Os assassinatos de dirigentes sociais e ex-combatentes na região do Pacífico e Sul de Córdoba, entre 2016 e 2020, não são «casos isolados», sublinha um relatório apresentado por várias organizações.

Os dirigentes sociais continuam a ser ameaçados e assassinados na Colômbia
Os municípios seleccionados pelo estudo apresentaram taxas de homicídio acima de dez por cada cem mil habitantes entre 2016 e 2020, que a OMS considera o limiar da «violencia endémica» CréditosGustau Nacarino / theobjective.com

O resultado da investigação levada a cabo por oito organizações colombianas e internacionais foi divulgado esta terça-feira. Entre as conclusões apresentadas figuram o carácter sistemático da violência exercida sobre dirigentes sociais e ex-combatentes das FARC-EP, a perseguição existente contra o movimento Marcha Patriótica e as «más práticas» em que incorre o Ministério Público colombiano no que respeita à publicação dos números.

A investigação estudou 255 casos de mortes violentas no período compreendido entre Novembro de 2016 (assinatura do acordo de paz) e Junho de 2020, centrando-se nas regiões de Norte do Cauca, Urabá (Antioquia), Bajo Cauca (Antioquia), Bajo Atrato (Chocó) e Sul de Córdoba. Dos visados, 213 eram dirigentes sociais e defensores dos direitos humanos, e 42 eram ex-combatentes das desmobilizadas Forças Armadas Revolucionárias da Colômbia – Exército do Povo (FARC-EP).

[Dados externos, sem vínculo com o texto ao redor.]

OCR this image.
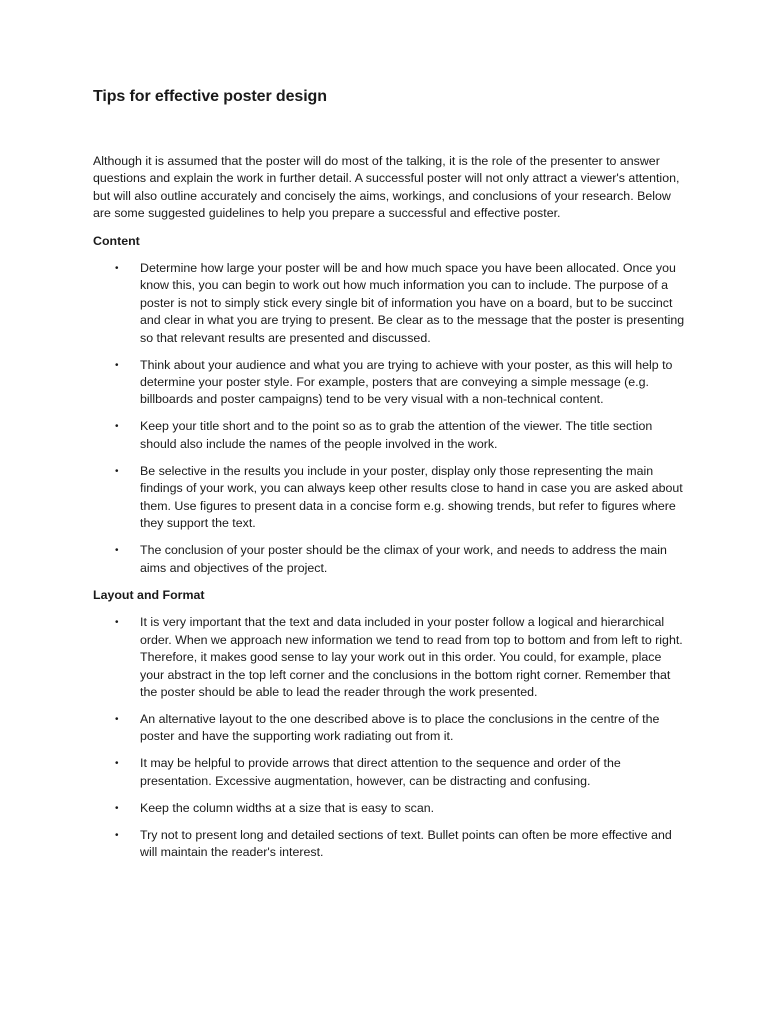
Tips for effective poster design

Although it is assumed that the poster will do most of the talking, it is the role of the presenter to answer questions and explain the work in further detail. A successful poster will not only attract a viewer's attention, but will also outline accurately and concisely the aims, workings, and conclusions of your research. Below are some suggested guidelines to help you prepare a successful and effective poster.

Content
• Determine how large your poster will be and how much space you have been allocated. Once you know this, you can begin to work out how much information you can to include. The purpose of a poster is not to simply stick every single bit of information you have on a board, but to be succinct and clear in what you are trying to present. Be clear as to the message that the poster is presenting so that relevant results are presented and discussed.
• Think about your audience and what you are trying to achieve with your poster, as this will help to determine your poster style. For example, posters that are conveying a simple message (e.g. billboards and poster campaigns) tend to be very visual with a non-technical content.
• Keep your title short and to the point so as to grab the attention of the viewer. The title section should also include the names of the people involved in the work.
• Be selective in the results you include in your poster, display only those representing the main findings of your work, you can always keep other results close to hand in case you are asked about them. Use figures to present data in a concise form e.g. showing trends, but refer to figures where they support the text.
• The conclusion of your poster should be the climax of your work, and needs to address the main aims and objectives of the project.
Layout and Format
• It is very important that the text and data included in your poster follow a logical and hierarchical order. When we approach new information we tend to read from top to bottom and from left to right. Therefore, it makes good sense to lay your work out in this order. You could, for example, place your abstract in the top left corner and the conclusions in the bottom right corner. Remember that the poster should be able to lead the reader through the work presented.
• An alternative layout to the one described above is to place the conclusions in the centre of the poster and have the supporting work radiating out from it.
• It may be helpful to provide arrows that direct attention to the sequence and order of the presentation. Excessive augmentation, however, can be distracting and confusing.
• Keep the column widths at a size that is easy to scan.
• Try not to present long and detailed sections of text. Bullet points can often be more effective and will maintain the reader's interest.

O estudo, intitulado «Sistematicidade e impunidade no assassinato de dirigentes sociais», foi elaborado pelos organismos Fundación Forjando Futuros, Comisión Intereclesial de Justicia y Paz, Programa Somos Defensores, Instituto de Estudios para el Desarrollo y la Paz (Indepaz), Comisión Colombiana de Juristas, com o apoio de Protección Internacional, Oxfam, e Diakonia.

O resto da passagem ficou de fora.